Wenns das Gezänke der beiden Hauptcharaktere nicht gäbe würd ichs wohl nicht mehr gucken.
--- Ende Zitat ---
Ja. Sobald der Täter eingeführt wird, kann man den leicht erkennen. Ob die Folgen zu kurz sind, um einen Strang mit mehr als zwei Verdächtigen aufbauen zu können... Obwohl: Bei den Holmes Hörspielen geht es auch (teilweise).
Lyonesse:
Hab' sie mir am letzten Samstag mal angeschaut und hat mich nicht vom Hocker gehauen.

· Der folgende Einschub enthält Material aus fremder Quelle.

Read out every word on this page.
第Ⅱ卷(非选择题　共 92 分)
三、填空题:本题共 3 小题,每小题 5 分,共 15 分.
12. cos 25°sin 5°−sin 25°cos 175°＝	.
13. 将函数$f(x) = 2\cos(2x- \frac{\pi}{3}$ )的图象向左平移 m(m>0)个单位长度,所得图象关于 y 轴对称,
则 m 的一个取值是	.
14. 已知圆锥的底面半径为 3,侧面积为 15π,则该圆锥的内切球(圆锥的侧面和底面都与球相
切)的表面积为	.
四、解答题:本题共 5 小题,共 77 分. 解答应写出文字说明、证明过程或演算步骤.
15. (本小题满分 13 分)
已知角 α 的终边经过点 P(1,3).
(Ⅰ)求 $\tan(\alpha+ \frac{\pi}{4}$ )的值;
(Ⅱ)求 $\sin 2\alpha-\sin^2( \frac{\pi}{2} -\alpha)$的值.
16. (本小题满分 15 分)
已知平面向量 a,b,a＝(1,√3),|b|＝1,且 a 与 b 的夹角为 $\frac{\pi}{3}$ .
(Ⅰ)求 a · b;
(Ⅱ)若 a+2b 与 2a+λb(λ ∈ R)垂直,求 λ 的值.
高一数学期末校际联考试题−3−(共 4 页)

Die Serie wirkt ziemlich studio-mäßig und irgendwie 'günstig' gemacht. Nathan ist ganz nett, wirkt aber etwas verloren; den Krimiautor nehme ich ihm nicht ab und das nicht nur, weil er mir als Captain der Firefly besser gefallen hat. Es gab die erwartungsgemäßen Spannungen zwischen den Hauptdarstellern mit den entsprechenden kratzbürstigen Dialogen, und die Mutter war zur Auflockerung ganz brauchbar: alles in allem jedoch eine 0815-Serie, die ich wohl nicht weiter verfolgen werde, der ich aber alles Gute wünsche.